The Brotherhood of Dwarves and Red Sky at Dawn are both available for the Kindle at Amazon.com. Both books are listed for the absurdly low price of $2.99 each. You won’t find a better entertainment deal anywhere else!
Tag Archives: ramblings
Friday Afternoon Ramblings
Today is the anniversary of the coldest day on record here in East Tennessee, -24 degrees back in 1985. I remember it vividly because my father and I got stuck in the snow (we had well over a foot, I do believe) about a half mile from our house and had to walk the rest of the way. That’s the coldest I’ve ever been in my life. The walk up and down hills in that snow was strenuous, and my lungs burned from breathing the frigid air. I was 12, so to me it was a big adventure, but I remember my father being gravely worried about our exposure for that long.
The next morning, we left early to open his store, and my grandfather helped get us unstuck. We used a woodstove to heat the store, and before I got the fire going, I remember every surface inside the building being ice cold. Some items in glass jars had busted from freezing, which had never happened before and didn’t happen again for as long as he owned the store. By noon the temp was up to 26 degrees, and Dad pointed out that the temperature had risen 50 degrees and was still below freezing. Remembering that night and morning makes the weather today seem not so bad.
Thursday Afternoon Ramblings
I finally found the time to format both my books for the Kindle. It’s a project that has been idling on my to-do list for two years. When I would think about it, I would be up to my eyebrows in work, and when I had the time, I wouldn’t remember to do it. However, both have been submitted for approval by the Amazon team, so I should know by tomorrow if they’re approved. I’m not 100% satisfied with how they looked on the preview screen because the Kindle strips away most formatting, but hopefully they’ll be legible enough for the average Kindle reader.

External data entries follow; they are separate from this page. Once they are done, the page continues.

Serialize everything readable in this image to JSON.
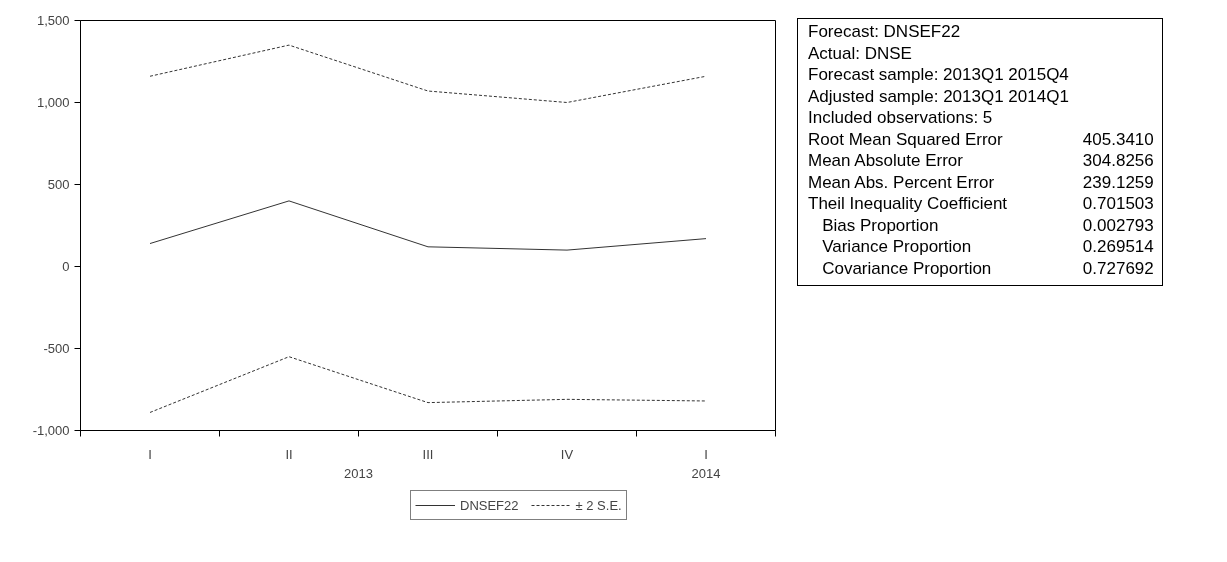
{
  "chart_data": {
    "type": "line",
    "categories": [
      "I",
      "II",
      "III",
      "IV",
      "I"
    ],
    "series": [
      {
        "name": "DNSEF22",
        "color": "#333333",
        "line_style": "solid",
        "values": [
          140,
          400,
          120,
          100,
          170
        ]
      },
      {
        "name": "± 2 S.E.",
        "color": "#333333",
        "line_style": "dashed",
        "values": [
          1160,
          1350,
          1070,
          1000,
          1160
        ]
      },
      {
        "color": "#333333",
        "line_style": "dashed",
        "values": [
          -890,
          -550,
          -830,
          -810,
          -820
        ]
      }
    ],
    "ylim": [
      -1000,
      1500
    ],
    "yticks": [
      {
        "value": -1000,
        "label": "-1,000"
      },
      -500,
      0,
      500,
      {
        "value": 1000,
        "label": "1,000"
      },
      {
        "value": 1500,
        "label": "1,500"
      }
    ],
    "grid": false,
    "legend": "bottom",
    "marker": "none",
    "annotations": [
      "2013",
      "2014",
      "Forecast: DNSEF22",
      "Actual: DNSE",
      "Forecast sample: 2013Q1 2015Q4",
      "Adjusted sample: 2013Q1 2014Q1",
      "Included observations: 5",
      "Root Mean Squared Error\t405.3410",
      "Mean Absolute Error\t304.8256",
      "Mean Abs. Percent Error\t239.1259",
      "Theil Inequality Coefficient\t0.701503",
      "   Bias Proportion\t0.002793",
      "   Variance Proportion\t0.269514",
      "   Covariance Proportion\t0.727692"
    ]
  }
}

It’s fairly obvious that e-books are the future, so I’m going to try to get mine out there in as many formats as possible. Next, I’ll submit them to Lightning Source, my current printer, for them to distribute in their network. I’m hoping that these new outlets will help to get the series wider exposure. With book three nearing release, it would be nice to broaden the audience. My fellow independents can attest, often in this industry, we work and work and work without seeing much in return because making a dent in people’s consciousness has become extraordinarily difficult recently. People are so overwhelmed by commercials and marketing that a lone voice from the independent realm is often lost in the din.
Yet we still press on, hoping to build an audience and hoping that one day all of this effort and energy will be worth it. Even though we all proclaim that we don’t write for the money, most of us want at least to make our living solely from our writing, and while that doesn’t sound like an unreasonable wish for a novelist, in this country at this time, it often feels like an absurd pipe-dream. Maybe it was always this tough, and I just had unrealistic expectations. Country musicians used to call it “The long, hard road” to success, and maybe writing has always been this difficult to break into. All I know is that I’ve gotten a tremendous amount of positive feedback on my books, but to the large presses, I’m not up to par. Either my readers are fluffing my ego or the editors are out of touch. Either way, I’ll press on, writing a series that lives up to my standards and promoting as much as I can.